On February 1, 2020, a class action was filed against GOJO in the Southern District of New York, citing the FDA warning letter and bringing claims for negligent misrepresentation, violations of state consumer protection laws, violation of the Magnusson-Moss Act, and fraud and unjust enrichment. Gonzales v. Gojo Industries, Inc., Case No. 1:20-cv-00888 (S.D.N.Y., filed Feb. 1, 2020). Gonzales seeks certification of a nationwide class of all purchasers of PURELL® Healthcare Advanced Hand Sanitizers, and similar class actions against GOJO have now been filed in Ohio and California as well.

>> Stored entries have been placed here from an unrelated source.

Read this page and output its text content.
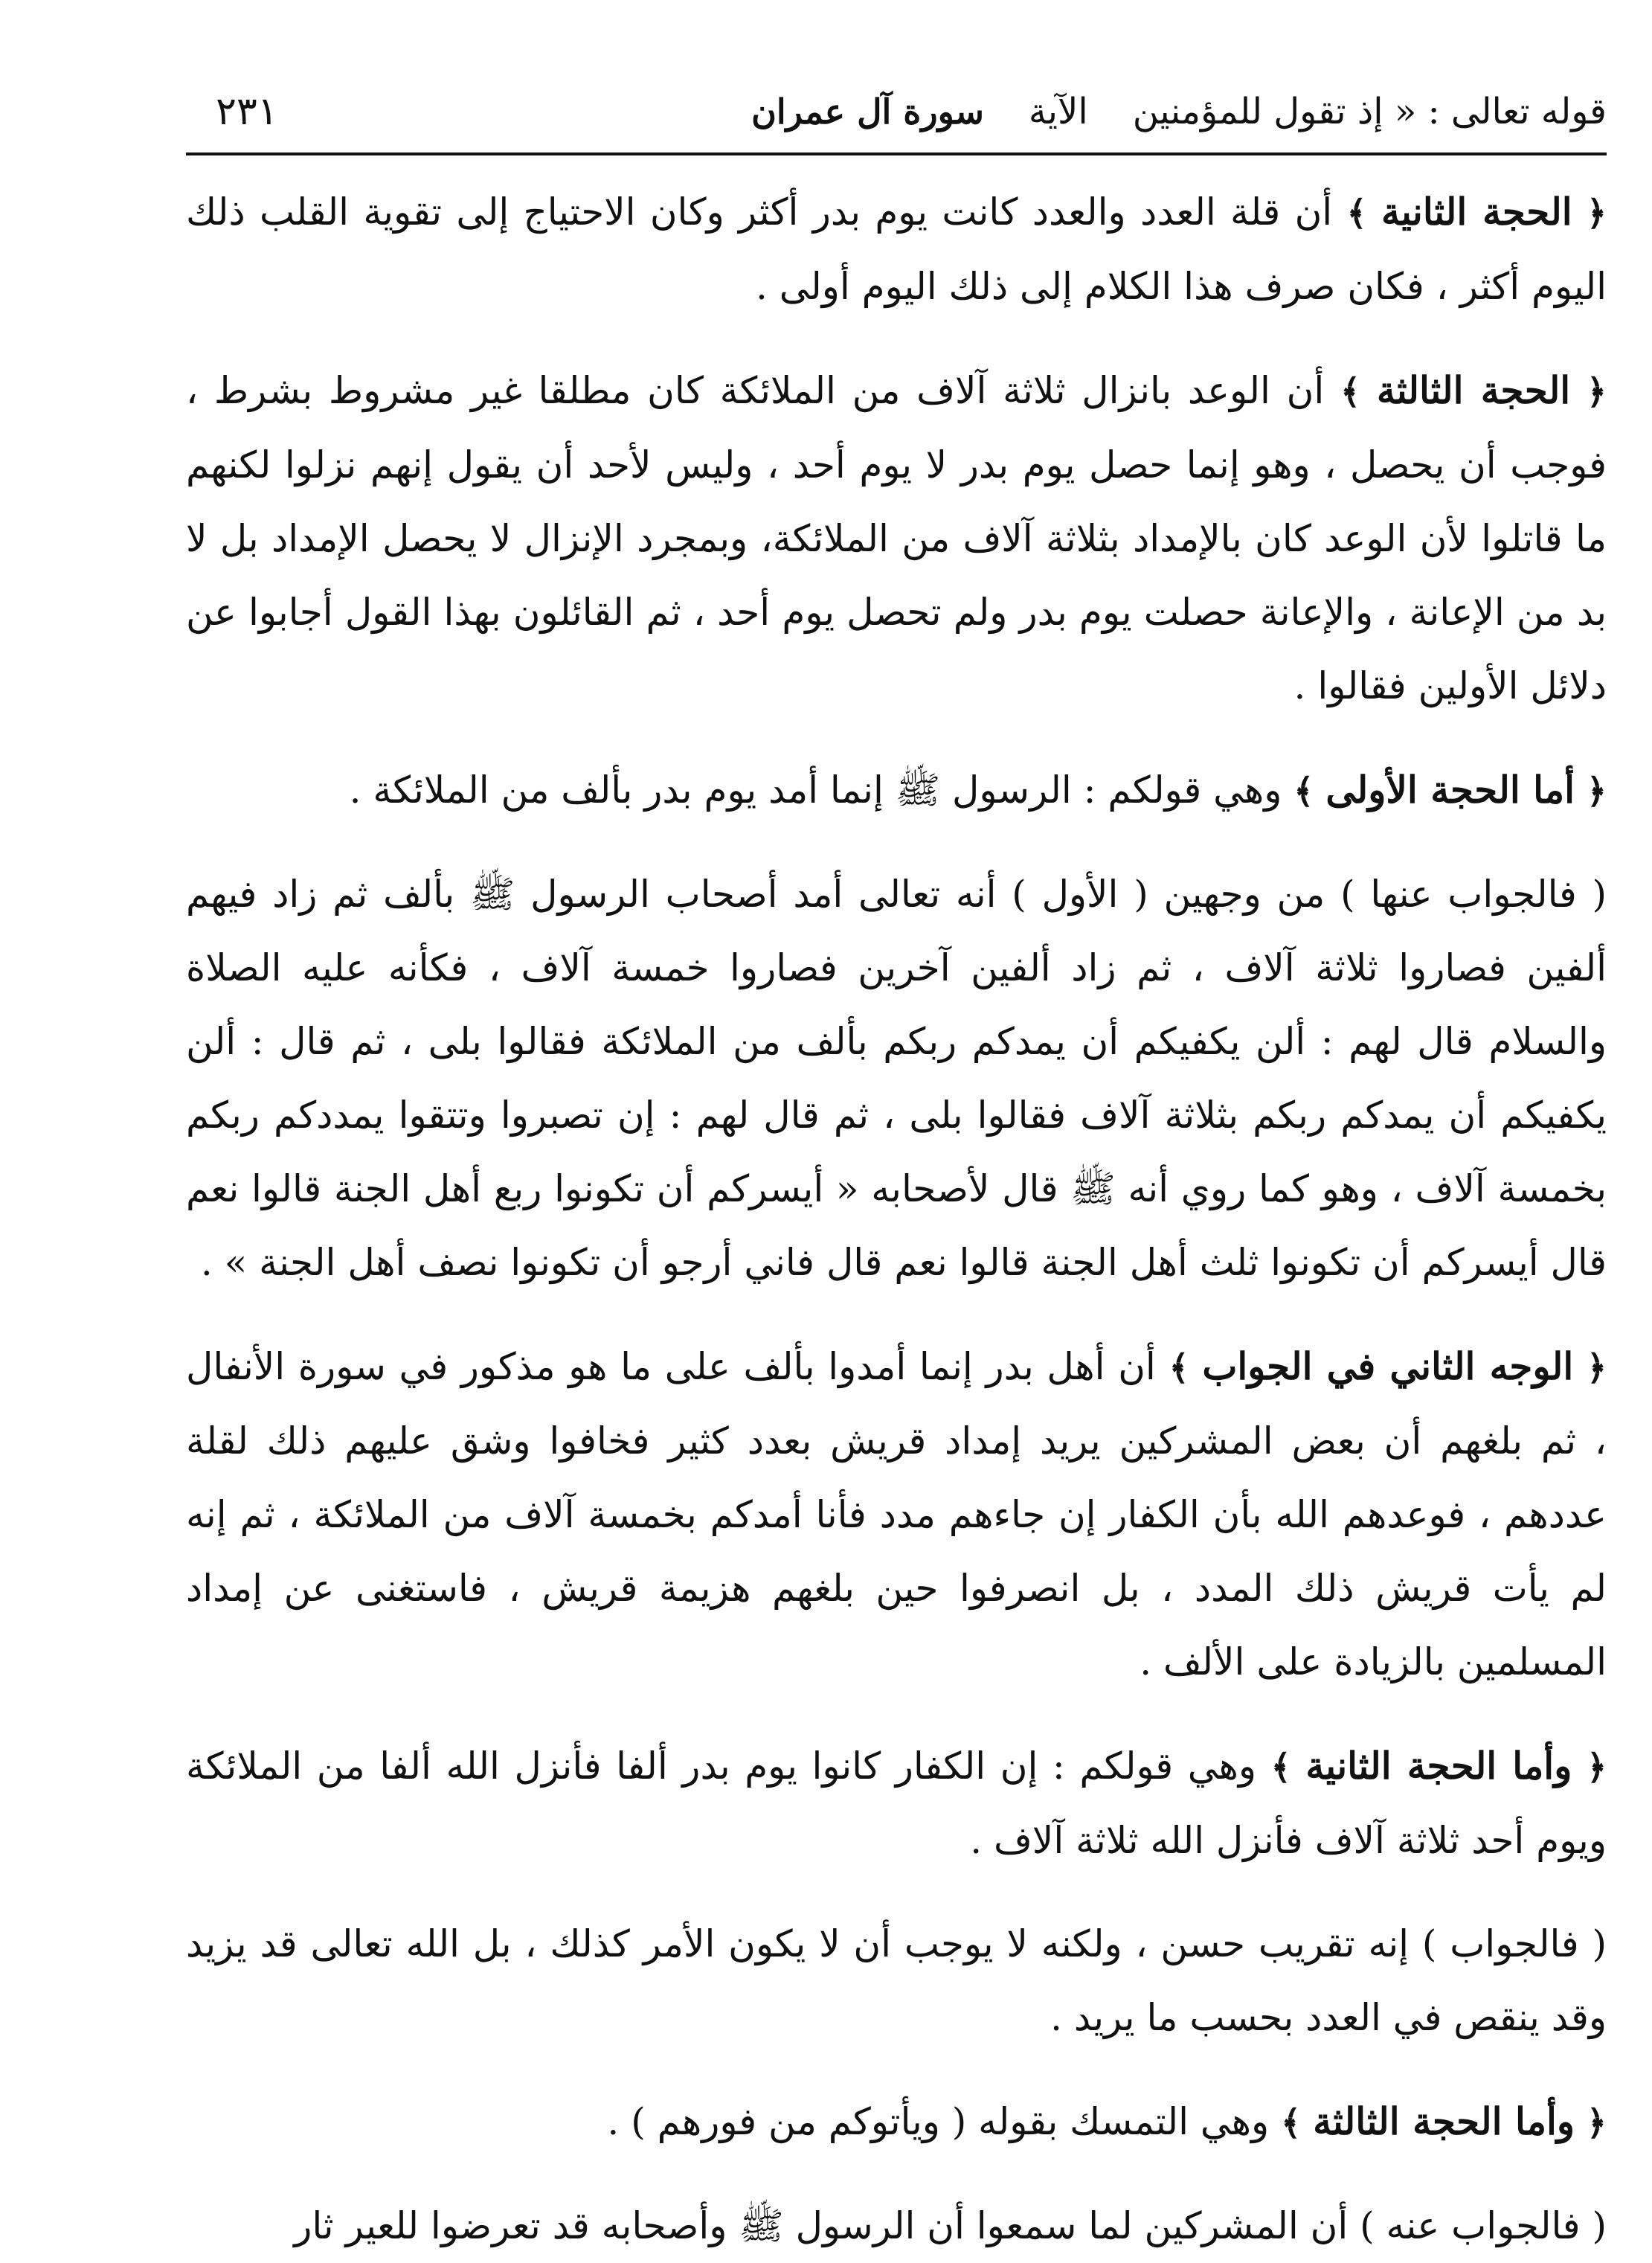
قوله تعالى : « إذ تقول للمؤمنين
الآية
سورة آل عمران
٢٣١

﴿ الحجة الثانية ﴾ أن قلة العدد والعدد كانت يوم بدر أكثر وكان الاحتياج إلى تقوية القلب ذلك اليوم أكثر ، فكان صرف هذا الكلام إلى ذلك اليوم أولى .

﴿ الحجة الثالثة ﴾ أن الوعد بانزال ثلاثة آلاف من الملائكة كان مطلقا غير مشروط بشرط ، فوجب أن يحصل ، وهو إنما حصل يوم بدر لا يوم أحد ، وليس لأحد أن يقول إنهم نزلوا لكنهم ما قاتلوا لأن الوعد كان بالإمداد بثلاثة آلاف من الملائكة، وبمجرد الإنزال لا يحصل الإمداد بل لا بد من الإعانة ، والإعانة حصلت يوم بدر ولم تحصل يوم أحد ، ثم القائلون بهذا القول أجابوا عن دلائل الأولين فقالوا .

﴿ أما الحجة الأولى ﴾ وهي قولكم : الرسول ﷺ إنما أمد يوم بدر بألف من الملائكة .

( فالجواب عنها ) من وجهين ( الأول ) أنه تعالى أمد أصحاب الرسول ﷺ بألف ثم زاد فيهم ألفين فصاروا ثلاثة آلاف ، ثم زاد ألفين آخرين فصاروا خمسة آلاف ، فكأنه عليه الصلاة والسلام قال لهم : ألن يكفيكم أن يمدكم ربكم بألف من الملائكة فقالوا بلى ، ثم قال : ألن يكفيكم أن يمدكم ربكم بثلاثة آلاف فقالوا بلى ، ثم قال لهم : إن تصبروا وتتقوا يمددكم ربكم بخمسة آلاف ، وهو كما روي أنه ﷺ قال لأصحابه « أيسركم أن تكونوا ربع أهل الجنة قالوا نعم قال أيسركم أن تكونوا ثلث أهل الجنة قالوا نعم قال فاني أرجو أن تكونوا نصف أهل الجنة » .

﴿ الوجه الثاني في الجواب ﴾ أن أهل بدر إنما أمدوا بألف على ما هو مذكور في سورة الأنفال ، ثم بلغهم أن بعض المشركين يريد إمداد قريش بعدد كثير فخافوا وشق عليهم ذلك لقلة عددهم ، فوعدهم الله بأن الكفار إن جاءهم مدد فأنا أمدكم بخمسة آلاف من الملائكة ، ثم إنه لم يأت قريش ذلك المدد ، بل انصرفوا حين بلغهم هزيمة قريش ، فاستغنى عن إمداد المسلمين بالزيادة على الألف .

﴿ وأما الحجة الثانية ﴾ وهي قولكم : إن الكفار كانوا يوم بدر ألفا فأنزل الله ألفا من الملائكة ويوم أحد ثلاثة آلاف فأنزل الله ثلاثة آلاف .

( فالجواب ) إنه تقريب حسن ، ولكنه لا يوجب أن لا يكون الأمر كذلك ، بل الله تعالى قد يزيد وقد ينقص في العدد بحسب ما يريد .

﴿ وأما الحجة الثالثة ﴾ وهي التمسك بقوله ( ويأتوكم من فورهم ) .

( فالجواب عنه ) أن المشركين لما سمعوا أن الرسول ﷺ وأصحابه قد تعرضوا للعير ثار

Businesses may also be criminally liable for producing and/or distributing falsely or misleadingly labeled or advertised products. Under the Federal Food, Drug, and Cosmetic Act of 1938, for example, it is illegal to distribute a covered product (such as hand sanitizer) in interstate commerce that is “misbranded”—that is, if the product labeling does not meet set requirements. See 21 U.S.C. § 331(a)-(c).
This serves as a timely reminder that any business producing or distributing hand sanitizer should ensure its labeling and/or marketing claims are true, accurate, and in strict compliance with regulatory requirements. Before undertaking this transition, businesses should consult with an attorney to fully examine their potential exposure. During these unprecedented times, employees should be encouraged to remain vigilant and follow internal protocols on reporting suspected fraudulent activity and/or procedures not adhering to federal requirements.